Their contributions also made it easier for us to spend thousands more hours of non-sponsored time to fill in the gaps so that all the sponsored work done could be upstreamed in a form that's useful for everyone who uses GStreamer. This sort of thing is, in my opinion, an essential characteristic of being a community-focused consultancy, and we make sure that it always has high priority.

Tuesday, April 10, 2018

A simple method of measuring audio latency

In my previous blog post, I talked about how I improved the latency of GStreamer's default audio capture and render elements on Windows.

An important part of any such work is a way to accurately measure the latencies in your audio path.

Ideally, one would use a mechanism that can track your buffers and give you a detailed breakdown of how much latency each component of your system adds. For instance, with an audio pipeline like this:

audio-capture → filter1 → filter2 → filter3 → audio-output

If you use GStreamer, you can use the latency tracer to measure how much latency filter1 adds, filter2 adds, and so on.

However, sometimes you need to measure latencies added by components outside of your control, for instance the audio APIs provided by the operating system, the audio drivers, or even the hardware itself. In that case it's really difficult, bordering on impossible, to do an automated breakdown.

But we do need some way of measuring those latencies, and I needed that for the aforementioned work. Maybe we can get an aggregated (total) number?

There's a simple way to do that if we can create a loopback connection in the audio setup. What's a loopback you ask?

Ouroboros snake biting its tail

Essentially, if we can redirect the audio output back to the audio input, that's called a loopback. The simplest way to do this is to connect the speaker-out/line-out to the microphone-in/line-in with a two-sided 3.5mm jack.

photo of male-to-male 3.5mm jack connecting speaker-out to mic-in

Now, when we send an audio wave down to the audio output, it'll show up on the audio input.

Hmm, what if we store the current time when we send the wave out, and compare it with the current time when we get it back? Well, that's the total end-to-end latency!

If we send out a wave periodically, we can measure the latency continuously, even as things are switched around or the pipeline is dynamically reconfigured.

Some of you may notice that this is somewhat similar to how the `ping` command measures latencies across the Internet.

screenshot of ping to 192.168.1.1


Just like a network connection, the loopback connection can be lossy or noisy, f.ex. if you use loudspeakers and a microphone instead of a wire, or if you have (ugh) noise in your line. But unlike network packets, we lose all context once the waves leave our pipeline and we have no way of uniquely identifying each wave.

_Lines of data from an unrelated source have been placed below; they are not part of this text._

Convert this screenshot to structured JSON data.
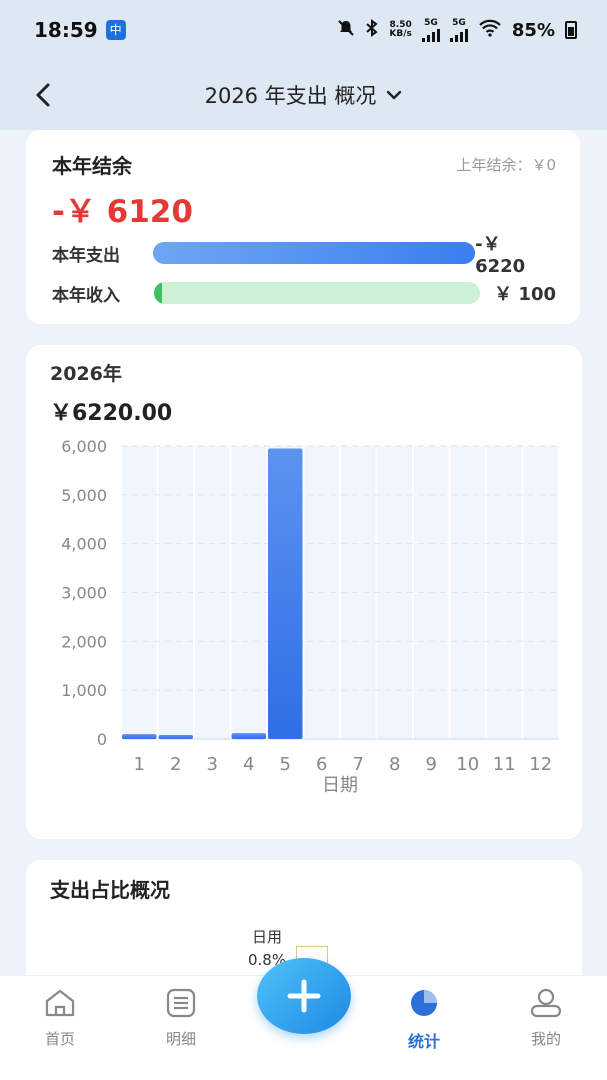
{
  "status": {
    "time": "18:59",
    "app_badge": "中",
    "net_speed_top": "8.50",
    "net_speed_bottom": "KB/s",
    "sim1": "5G",
    "sim2": "5G",
    "battery": "85%"
  },
  "header": {
    "title": "2026 年支出 概况"
  },
  "summary": {
    "title": "本年结余",
    "last_year": "上年结余：￥0",
    "balance": "-￥ 6120",
    "expense_label": "本年支出",
    "expense_value": "-￥ 6220",
    "income_label": "本年收入",
    "income_value": "￥ 100",
    "income_fraction": 0.016
  },
  "monthly": {
    "year": "2026年",
    "total": "￥6220.00"
  },
  "chart_data": {
    "type": "bar",
    "categories": [
      "1",
      "2",
      "3",
      "4",
      "5",
      "6",
      "7",
      "8",
      "9",
      "10",
      "11",
      "12"
    ],
    "values": [
      100,
      50,
      0,
      120,
      5950,
      0,
      0,
      0,
      0,
      0,
      0,
      0
    ],
    "xlabel": "日期",
    "ylabel": "",
    "ylim": [
      0,
      6000
    ],
    "yticks": [
      "0",
      "1,000",
      "2,000",
      "3,000",
      "4,000",
      "5,000",
      "6,000"
    ],
    "ytick_values": [
      0,
      1000,
      2000,
      3000,
      4000,
      5000,
      6000
    ],
    "grid": true,
    "colors": {
      "bar_top": "#5b93ef",
      "bar_bottom": "#2f6fe6"
    }
  },
  "ratio": {
    "title": "支出占比概况",
    "label_name": "日用",
    "label_pct": "0.8%"
  },
  "tabs": {
    "home": "首页",
    "detail": "明细",
    "stats": "统计",
    "mine": "我的"
  },
  "colors": {
    "accent": "#2f6fd8",
    "negative": "#e53935",
    "income": "#3ec063"
  }
}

So the simplest reliable implementation is to have only one wave traveling down the pipeline at a time. If we send a wave out, say, once a second, we can wait about one second for it to show up, and otherwise presume that it was lost.

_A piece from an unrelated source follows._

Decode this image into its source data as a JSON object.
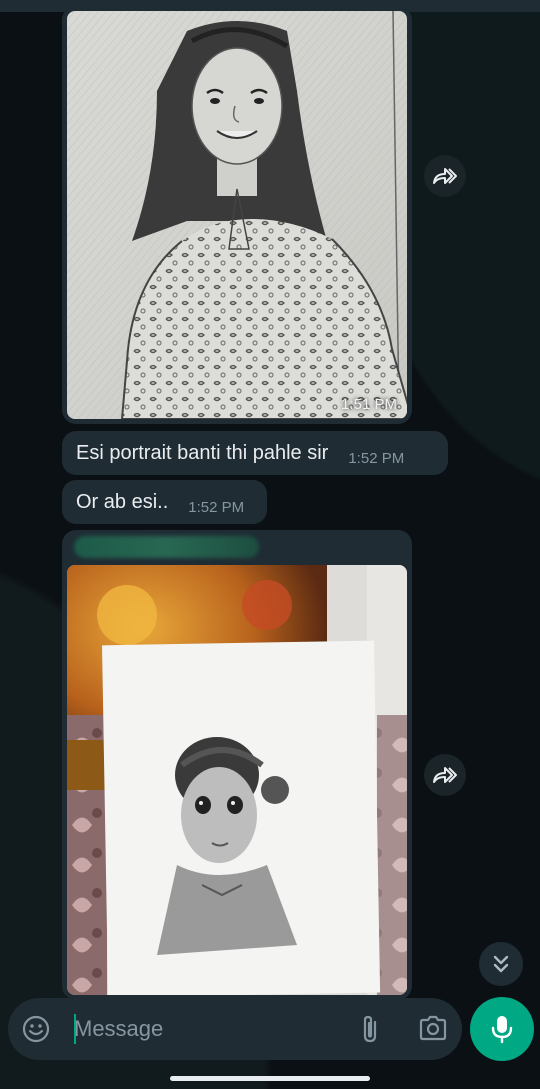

That's exactly how the audiolatency GStreamer plugin that I wrote works! Here you can see its output while measuring the combined latency of the WASAPI source and sink elements:


The first measurement will always be wrong because of various implementation details in the audio stack, but the next measurements should all be correct.

This mechanism does place an upper bound on the latency that we can measure, and on how often we can measure it, but it should be possible to take more frequent measurements by sending a new wave as soon as the previous one was received (with a 1 second timeout). So this is an enhancement that can be done if people need this feature.

Hope you find the element useful; go forth and measure!